Orucunda bu yönü gerçekleştirmeyen kimse, Allah Resulünün şu sözünde kastettiği kimselere benzer.
“Nice oruçlu vardır ki orucundan kendisine sadece susuzluk ve nice gece ibadetine kalkan vardır ki bu kalkışından kendisine sadece uykusuzluk vardır.”
Nefsi temizlemek, oruçta gözetilen temel hedeftir. Ramazan’ın gelişi için Resulüllah şöyle buyurdu:
“Ey temizleyen! Merhaba.”
“Size bereket ayı Ramazan ay geldi. Allah bu ayda rahmetini bol bol indirir. Günahları siler. Duayı kabul eder. O halde kendinizden Allah’a hayır gösterin. Bu ayda Allah'ın Rahmetinden mahrum kalan muhakkak ki bedbahttır.”
Orucun insanlara kazandırdıklarına gelince:
Oruç, insanı sabretmeye alıştırır. Oruçla irade kuvvetlenir. Allah'a itaat artar.
Orucun vakti, fecrin doğuşundan, güneşin batışına kadar devam eder.
Oruç hem vücut ve hem de ruh için tam bir faydadır.
İslam Alimleri: Takva öyle bir şeydir ki Yüce Allah dünya ve ahirette insanın kurtuluşunu ona bağlamıştır.
Ayet-i Kerimede:
“Muhakkak ki takva sahipleri,  cennetler ve nimetler içindedirler.” (356)
“Bilin ki Allah, muttakilerle beraberdir.” (357)
“Şüphesiz ki Allah muttakileri sever.” (358)

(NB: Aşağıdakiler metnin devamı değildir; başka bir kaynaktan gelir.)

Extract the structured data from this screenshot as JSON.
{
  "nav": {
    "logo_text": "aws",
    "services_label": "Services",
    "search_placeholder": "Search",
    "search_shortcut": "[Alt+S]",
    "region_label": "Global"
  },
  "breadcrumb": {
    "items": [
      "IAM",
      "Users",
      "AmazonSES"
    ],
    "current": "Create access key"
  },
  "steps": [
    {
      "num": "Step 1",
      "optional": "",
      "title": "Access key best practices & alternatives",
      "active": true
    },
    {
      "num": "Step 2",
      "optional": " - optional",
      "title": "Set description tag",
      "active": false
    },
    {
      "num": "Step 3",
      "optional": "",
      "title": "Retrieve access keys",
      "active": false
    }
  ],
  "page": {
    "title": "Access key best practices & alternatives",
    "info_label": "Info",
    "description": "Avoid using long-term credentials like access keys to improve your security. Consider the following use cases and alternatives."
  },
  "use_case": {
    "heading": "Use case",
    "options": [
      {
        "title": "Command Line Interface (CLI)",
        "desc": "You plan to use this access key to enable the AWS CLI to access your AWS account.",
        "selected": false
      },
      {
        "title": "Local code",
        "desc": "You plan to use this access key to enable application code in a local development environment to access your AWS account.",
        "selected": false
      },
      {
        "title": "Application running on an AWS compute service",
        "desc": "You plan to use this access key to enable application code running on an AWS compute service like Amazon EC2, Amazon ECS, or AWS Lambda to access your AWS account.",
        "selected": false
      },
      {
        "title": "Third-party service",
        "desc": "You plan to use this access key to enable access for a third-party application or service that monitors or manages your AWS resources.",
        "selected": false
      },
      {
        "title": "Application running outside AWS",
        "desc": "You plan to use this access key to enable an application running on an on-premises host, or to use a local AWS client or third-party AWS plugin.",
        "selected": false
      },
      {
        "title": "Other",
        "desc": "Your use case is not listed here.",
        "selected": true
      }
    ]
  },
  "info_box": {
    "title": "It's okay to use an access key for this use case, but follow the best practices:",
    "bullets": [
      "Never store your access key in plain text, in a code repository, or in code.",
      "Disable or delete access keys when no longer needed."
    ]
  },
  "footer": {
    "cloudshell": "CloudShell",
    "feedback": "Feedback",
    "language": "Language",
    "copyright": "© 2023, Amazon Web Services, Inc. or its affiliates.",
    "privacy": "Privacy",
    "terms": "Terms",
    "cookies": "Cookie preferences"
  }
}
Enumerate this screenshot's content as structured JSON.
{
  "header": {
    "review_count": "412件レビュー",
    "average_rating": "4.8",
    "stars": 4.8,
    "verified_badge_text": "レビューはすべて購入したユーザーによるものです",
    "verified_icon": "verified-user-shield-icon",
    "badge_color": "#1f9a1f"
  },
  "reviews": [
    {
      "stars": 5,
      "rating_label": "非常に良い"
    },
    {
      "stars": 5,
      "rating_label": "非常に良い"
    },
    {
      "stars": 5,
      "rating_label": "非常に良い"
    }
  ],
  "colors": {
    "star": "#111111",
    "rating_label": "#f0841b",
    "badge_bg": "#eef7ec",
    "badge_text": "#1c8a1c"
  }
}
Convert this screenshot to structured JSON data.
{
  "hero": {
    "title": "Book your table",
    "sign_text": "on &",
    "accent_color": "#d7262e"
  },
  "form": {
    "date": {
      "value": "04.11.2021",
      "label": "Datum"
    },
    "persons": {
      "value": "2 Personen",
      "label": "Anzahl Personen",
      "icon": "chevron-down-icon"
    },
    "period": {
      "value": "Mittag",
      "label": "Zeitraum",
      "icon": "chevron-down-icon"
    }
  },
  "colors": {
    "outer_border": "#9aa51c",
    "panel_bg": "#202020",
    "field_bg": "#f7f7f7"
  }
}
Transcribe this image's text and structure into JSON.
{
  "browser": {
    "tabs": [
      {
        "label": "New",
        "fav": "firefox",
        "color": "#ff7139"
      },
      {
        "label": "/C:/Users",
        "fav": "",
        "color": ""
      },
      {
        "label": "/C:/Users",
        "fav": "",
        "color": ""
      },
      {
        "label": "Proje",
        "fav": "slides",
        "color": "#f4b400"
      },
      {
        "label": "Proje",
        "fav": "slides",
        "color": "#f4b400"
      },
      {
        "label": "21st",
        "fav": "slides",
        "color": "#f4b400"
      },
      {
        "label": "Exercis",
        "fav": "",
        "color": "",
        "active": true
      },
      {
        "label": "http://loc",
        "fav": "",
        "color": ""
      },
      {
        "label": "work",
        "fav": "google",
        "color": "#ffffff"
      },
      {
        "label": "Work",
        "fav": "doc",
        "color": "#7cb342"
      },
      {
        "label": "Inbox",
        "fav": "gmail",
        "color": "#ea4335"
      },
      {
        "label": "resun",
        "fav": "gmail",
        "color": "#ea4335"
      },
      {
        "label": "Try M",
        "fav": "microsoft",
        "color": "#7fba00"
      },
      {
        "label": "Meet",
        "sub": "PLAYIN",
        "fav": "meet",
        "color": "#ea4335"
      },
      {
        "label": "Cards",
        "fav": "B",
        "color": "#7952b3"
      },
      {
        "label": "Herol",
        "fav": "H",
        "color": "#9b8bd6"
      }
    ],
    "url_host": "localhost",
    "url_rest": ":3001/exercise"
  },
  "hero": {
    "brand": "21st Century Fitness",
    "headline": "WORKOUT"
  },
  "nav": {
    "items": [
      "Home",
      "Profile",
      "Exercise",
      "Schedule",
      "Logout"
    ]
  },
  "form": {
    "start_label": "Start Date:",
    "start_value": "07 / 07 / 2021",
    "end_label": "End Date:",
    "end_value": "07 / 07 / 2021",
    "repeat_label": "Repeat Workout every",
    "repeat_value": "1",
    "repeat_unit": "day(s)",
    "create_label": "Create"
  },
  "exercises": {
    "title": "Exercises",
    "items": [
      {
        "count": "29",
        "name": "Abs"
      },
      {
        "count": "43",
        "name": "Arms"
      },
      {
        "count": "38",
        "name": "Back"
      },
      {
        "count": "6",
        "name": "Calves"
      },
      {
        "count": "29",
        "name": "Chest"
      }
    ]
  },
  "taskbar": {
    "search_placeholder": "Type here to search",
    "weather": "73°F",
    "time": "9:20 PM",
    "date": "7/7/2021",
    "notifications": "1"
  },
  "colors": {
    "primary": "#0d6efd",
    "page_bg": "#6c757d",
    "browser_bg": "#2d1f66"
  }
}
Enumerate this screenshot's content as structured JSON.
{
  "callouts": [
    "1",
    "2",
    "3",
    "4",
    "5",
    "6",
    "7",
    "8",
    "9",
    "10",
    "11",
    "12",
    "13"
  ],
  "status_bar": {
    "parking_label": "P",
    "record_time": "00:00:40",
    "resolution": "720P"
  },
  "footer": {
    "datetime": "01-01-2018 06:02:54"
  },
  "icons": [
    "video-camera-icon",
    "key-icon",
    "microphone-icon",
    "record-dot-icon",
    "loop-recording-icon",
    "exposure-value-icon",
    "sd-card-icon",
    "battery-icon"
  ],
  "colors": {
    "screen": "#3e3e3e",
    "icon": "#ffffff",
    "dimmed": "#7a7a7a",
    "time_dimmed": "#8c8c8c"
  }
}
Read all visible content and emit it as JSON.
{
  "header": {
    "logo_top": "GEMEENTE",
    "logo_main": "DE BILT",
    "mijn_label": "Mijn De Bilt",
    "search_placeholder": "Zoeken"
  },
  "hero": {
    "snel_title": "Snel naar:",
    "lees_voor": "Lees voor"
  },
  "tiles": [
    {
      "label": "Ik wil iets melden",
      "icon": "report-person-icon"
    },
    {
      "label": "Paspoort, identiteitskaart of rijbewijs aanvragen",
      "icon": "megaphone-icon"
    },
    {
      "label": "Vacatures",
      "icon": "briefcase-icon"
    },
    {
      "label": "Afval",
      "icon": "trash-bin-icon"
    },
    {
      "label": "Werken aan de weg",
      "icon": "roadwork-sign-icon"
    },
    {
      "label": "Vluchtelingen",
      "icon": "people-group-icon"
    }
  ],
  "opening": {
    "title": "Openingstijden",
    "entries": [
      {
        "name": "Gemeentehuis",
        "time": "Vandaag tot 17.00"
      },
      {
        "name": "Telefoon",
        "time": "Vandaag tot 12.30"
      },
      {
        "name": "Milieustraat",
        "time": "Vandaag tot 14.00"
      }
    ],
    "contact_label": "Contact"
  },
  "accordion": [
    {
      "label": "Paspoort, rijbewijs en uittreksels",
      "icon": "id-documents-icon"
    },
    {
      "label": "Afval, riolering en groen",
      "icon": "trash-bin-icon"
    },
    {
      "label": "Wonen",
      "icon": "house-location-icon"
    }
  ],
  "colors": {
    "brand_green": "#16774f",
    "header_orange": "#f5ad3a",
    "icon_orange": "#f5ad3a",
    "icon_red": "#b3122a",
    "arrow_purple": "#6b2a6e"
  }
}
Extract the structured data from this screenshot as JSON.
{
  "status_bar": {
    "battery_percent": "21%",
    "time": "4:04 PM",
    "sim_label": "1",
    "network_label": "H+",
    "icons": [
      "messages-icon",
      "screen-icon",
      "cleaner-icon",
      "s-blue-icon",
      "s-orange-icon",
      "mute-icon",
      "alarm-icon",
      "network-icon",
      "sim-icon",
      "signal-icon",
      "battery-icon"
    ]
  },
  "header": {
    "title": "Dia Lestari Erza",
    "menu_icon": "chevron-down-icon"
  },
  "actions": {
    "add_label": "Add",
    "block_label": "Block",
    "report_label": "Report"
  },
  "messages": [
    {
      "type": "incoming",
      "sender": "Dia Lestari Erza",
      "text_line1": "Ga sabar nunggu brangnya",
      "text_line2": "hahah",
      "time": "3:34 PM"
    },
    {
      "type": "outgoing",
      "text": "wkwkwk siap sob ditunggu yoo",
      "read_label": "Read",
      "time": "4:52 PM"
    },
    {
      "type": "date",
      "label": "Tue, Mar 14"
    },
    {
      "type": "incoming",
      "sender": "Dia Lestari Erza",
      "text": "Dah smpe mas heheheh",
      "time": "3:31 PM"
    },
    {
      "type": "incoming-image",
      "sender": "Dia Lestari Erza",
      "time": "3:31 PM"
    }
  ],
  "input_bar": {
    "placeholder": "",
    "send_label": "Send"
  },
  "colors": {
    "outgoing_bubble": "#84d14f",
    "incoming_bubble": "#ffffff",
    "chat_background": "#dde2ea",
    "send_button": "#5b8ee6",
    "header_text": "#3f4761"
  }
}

Muttaki, takva ehli olan demektir.
Müslüman bu takvayı kalbinde toplayabilmek ve onu kendine ahlak edinebilmek için takva yolunu takip etmelidir. İnsanı takvaya vardıran en önemli yollar: Oruç tutmak -  Gece namazı kılmak – Zikretmek – Dua etmek – Kuran Okumak – Allah yolunda mal ve canla cihad etmek – İtikafa girmek – Sabretmek ve Allah'tan günahların affını dilemektir.
Mübarek Ramazan Ayının, okuyucularımın, milletimizin, İslam Milletinin takvaya ermelerine ve Cenab-ı Hakkın bu mübarek ayı mazlum İslam Milletinin kurtuluşuna vesile kılmasını dilerim.